The new year is off to a hectic start with tonight’s US attack on Iran’s top military leader raising the stakes in the proxy war between Washington and Tehran. Risk-off has accelerated in the last couple of hours with oil prices higher due to geopolitical risk premium and bonds being bid. But most interestingly is the move in gold up 6% since early December on rising central bank easing expectations and lower real rates. The US attack feeds the “inflation trade” that is clearly in action among large institutional investors. Yesterday, was one of the biggest days in terms of divergence between inflation-linked and nominal bonds indicating that investors are positioning themselves for an inflation surprise this year.
This is a serious risk factor for equities as historically equities decline either due to a recession or sustained inflation lasting over a year; equities actually rise during an initial inflation shock. Rising inflation would be mean higher nominal rates unless real rates go further into negative. If rates rise on inflation then this will have implications for growth vs value stocks and general equity valuation levels. But there are other important factors to watch in 2020 for equity investors. Everywhere you look predictions for 2020 are being published and of course you should not miss our predictions.
So what are our views and predictions on equities for 2020?
Italian equities will be one of the best performing equity markets in the MSCI World Index in 2020 driven by significantly higher equity valuations as earnings growth kicks into gear and Italian banks are lifted due to the success of the ECB’s tiering system on deposits. Italian equities have an attractive 4.1% dividend yield and is valued at a 35% discount to global equities providing meaningful catalysts for good performance in 2020 after being up 30% in 2019.
Technology stocks will continue to outperform the market as the forces from monopoly effects are more powerful than any threat of regulation. Unless real rates and nominal rates rise dramatically this year the technology sector will continue to see the highest growth rate and the best performance. In a low rate environment growth stocks have been the winner and will continue to be. Within our bullish technology call we also predict that one large well-known technology stock will plunge by more than 50%.
The health care sector will underperform in 2020 as the US election approaches. Both the Democrats and the Republicans will try to out-do each other on reforming the broken US health care system. The mere rhetoric in the 2020 election will be enough to increase the risk premium on US health care stocks and thus compress performance.

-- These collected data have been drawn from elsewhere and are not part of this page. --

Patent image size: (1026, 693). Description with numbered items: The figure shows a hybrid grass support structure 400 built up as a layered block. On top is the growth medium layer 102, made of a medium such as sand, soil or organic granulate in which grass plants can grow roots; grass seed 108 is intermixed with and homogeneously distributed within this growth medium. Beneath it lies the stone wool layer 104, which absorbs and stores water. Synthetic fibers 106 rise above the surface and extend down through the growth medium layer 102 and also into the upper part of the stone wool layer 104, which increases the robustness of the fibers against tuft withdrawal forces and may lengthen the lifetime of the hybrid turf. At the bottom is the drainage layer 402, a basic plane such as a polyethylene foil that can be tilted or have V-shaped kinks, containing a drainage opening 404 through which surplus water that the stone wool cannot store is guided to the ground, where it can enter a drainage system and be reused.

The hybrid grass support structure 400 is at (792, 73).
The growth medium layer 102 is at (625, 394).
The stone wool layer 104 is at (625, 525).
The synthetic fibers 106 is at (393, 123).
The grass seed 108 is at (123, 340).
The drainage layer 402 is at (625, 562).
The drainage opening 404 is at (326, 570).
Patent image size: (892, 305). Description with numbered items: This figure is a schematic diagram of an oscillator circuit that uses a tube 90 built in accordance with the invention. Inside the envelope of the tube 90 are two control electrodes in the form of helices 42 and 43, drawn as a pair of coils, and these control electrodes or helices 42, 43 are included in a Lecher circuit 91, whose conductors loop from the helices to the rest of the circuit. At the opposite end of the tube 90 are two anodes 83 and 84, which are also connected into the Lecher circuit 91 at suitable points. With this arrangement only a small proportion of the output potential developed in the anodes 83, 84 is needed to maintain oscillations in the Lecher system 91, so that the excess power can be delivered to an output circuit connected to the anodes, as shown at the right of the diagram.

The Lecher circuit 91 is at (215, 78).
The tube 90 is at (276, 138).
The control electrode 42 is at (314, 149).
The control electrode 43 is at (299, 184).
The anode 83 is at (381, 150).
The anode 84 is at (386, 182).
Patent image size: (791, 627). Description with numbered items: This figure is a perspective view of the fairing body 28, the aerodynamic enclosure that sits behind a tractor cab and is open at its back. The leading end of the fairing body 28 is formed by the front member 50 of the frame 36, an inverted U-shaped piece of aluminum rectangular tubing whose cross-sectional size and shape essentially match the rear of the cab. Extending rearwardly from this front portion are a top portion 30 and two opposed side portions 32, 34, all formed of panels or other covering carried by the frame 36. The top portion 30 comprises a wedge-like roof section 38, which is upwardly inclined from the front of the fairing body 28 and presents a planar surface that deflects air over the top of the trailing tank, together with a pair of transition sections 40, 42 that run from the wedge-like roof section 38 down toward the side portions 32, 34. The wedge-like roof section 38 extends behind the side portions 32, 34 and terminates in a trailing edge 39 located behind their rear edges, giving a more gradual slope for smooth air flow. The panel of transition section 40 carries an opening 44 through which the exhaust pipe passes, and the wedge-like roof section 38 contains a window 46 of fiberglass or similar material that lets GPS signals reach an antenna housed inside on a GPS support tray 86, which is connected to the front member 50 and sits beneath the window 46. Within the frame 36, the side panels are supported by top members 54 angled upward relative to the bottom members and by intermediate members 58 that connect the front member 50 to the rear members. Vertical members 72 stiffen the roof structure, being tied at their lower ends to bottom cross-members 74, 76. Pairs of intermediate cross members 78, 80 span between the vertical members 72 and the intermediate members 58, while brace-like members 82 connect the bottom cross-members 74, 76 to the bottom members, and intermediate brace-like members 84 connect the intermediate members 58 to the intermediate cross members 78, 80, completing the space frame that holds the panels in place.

Companies providing 5G technology or components for 5G will outperform the market as Huawei will lose market share due to US pressure of its allies to cut ties with the Chinese technology company.

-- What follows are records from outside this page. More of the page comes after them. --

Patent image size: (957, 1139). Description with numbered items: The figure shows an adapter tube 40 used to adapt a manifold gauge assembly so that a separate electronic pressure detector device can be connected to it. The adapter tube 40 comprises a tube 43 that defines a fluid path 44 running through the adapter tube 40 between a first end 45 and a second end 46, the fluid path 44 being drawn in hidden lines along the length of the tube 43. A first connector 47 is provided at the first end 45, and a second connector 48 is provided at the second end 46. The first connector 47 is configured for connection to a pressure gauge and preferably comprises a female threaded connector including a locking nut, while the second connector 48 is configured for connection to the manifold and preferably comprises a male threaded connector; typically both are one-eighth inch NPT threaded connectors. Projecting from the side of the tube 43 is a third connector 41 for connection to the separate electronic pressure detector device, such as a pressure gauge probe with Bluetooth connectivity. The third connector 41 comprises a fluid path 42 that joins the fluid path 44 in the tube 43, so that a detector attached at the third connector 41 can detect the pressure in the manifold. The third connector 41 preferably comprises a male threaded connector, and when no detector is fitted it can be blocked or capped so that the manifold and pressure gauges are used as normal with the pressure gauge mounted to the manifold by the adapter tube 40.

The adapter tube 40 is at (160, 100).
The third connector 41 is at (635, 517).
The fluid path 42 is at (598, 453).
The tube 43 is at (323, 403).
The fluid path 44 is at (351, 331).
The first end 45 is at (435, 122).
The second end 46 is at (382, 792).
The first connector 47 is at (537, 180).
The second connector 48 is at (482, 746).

IPO stocks underperformed in 2019 but we expect a huge comeback in 2020 as the quality of IPOs will improve. The lesson learned in 2019 is that VC funds cannot float large money-losing businesses with no clear path to profitability at sky-high equity valuations. Hence IPOs this year will be more about profitable businesses and more realistic IPO valuations which will all drive IPO stocks to outperform the equity market.
Online streaming in music and video is raging between the technology giants and we believe we will see a major acquisition in this category in 2020 as the industry consolidates to curtail competition’s painful impact on profitability.

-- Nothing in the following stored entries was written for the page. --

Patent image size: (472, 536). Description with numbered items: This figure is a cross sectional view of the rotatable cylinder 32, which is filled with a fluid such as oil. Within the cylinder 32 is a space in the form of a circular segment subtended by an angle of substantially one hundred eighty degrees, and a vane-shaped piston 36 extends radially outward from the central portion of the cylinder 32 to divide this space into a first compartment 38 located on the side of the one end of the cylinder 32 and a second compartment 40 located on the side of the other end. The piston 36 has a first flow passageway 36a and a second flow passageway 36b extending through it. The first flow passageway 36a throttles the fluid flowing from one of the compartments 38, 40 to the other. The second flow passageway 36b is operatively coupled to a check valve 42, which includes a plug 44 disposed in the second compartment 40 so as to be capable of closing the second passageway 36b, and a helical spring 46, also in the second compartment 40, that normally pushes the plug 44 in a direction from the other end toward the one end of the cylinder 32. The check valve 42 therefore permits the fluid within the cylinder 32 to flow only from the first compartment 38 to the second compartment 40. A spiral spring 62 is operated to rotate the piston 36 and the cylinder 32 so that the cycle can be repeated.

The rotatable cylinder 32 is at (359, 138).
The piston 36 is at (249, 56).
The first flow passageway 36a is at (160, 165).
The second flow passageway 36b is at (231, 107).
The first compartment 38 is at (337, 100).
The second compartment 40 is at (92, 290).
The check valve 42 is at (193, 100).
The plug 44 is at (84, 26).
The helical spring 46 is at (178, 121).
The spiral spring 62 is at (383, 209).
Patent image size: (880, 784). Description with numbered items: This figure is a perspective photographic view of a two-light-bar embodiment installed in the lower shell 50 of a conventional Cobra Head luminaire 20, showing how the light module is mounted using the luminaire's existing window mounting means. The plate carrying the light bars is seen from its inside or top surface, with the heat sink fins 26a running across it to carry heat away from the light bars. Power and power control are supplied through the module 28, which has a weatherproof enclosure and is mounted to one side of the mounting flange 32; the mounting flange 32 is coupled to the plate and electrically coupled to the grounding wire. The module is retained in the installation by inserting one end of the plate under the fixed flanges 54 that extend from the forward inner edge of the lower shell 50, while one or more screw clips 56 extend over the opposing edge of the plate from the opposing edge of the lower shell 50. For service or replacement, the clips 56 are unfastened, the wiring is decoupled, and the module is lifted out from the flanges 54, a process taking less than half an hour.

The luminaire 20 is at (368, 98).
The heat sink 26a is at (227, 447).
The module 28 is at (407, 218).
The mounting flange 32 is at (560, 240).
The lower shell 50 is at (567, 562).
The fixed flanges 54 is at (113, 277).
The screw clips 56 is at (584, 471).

Sports athletics stocks will outperform this year on boost from Olympics, further gains from e-commerce penetration and market share gains from traditional fashion brands as consumers gravitate towards the “sporty fashion look”.
European and emerging market equities will outperform US equities as China’s rebound will positively impact Europe more than the US. Equity valuation convergence and profit growth pickup are also drivers.
We expect a massive accounting fraud scandal in Asia eclipsing the Enron scandal adding further tailwind to corporate governance focus by institutional investors. While a boost to ESG stocks and the framework we believe the ESG hype will fade as “climate” takes over and boost everything that smells of something that can help the environment and the climate.
This year will be the breakthrough year for electric vehicles adding to the earnings disappointments for global carmakers as EV rollouts impacts profitability through lower gross margin and higher depreciation through new large capital expenditures. Tesla’s business performance will crush all the doomsayers in 2020.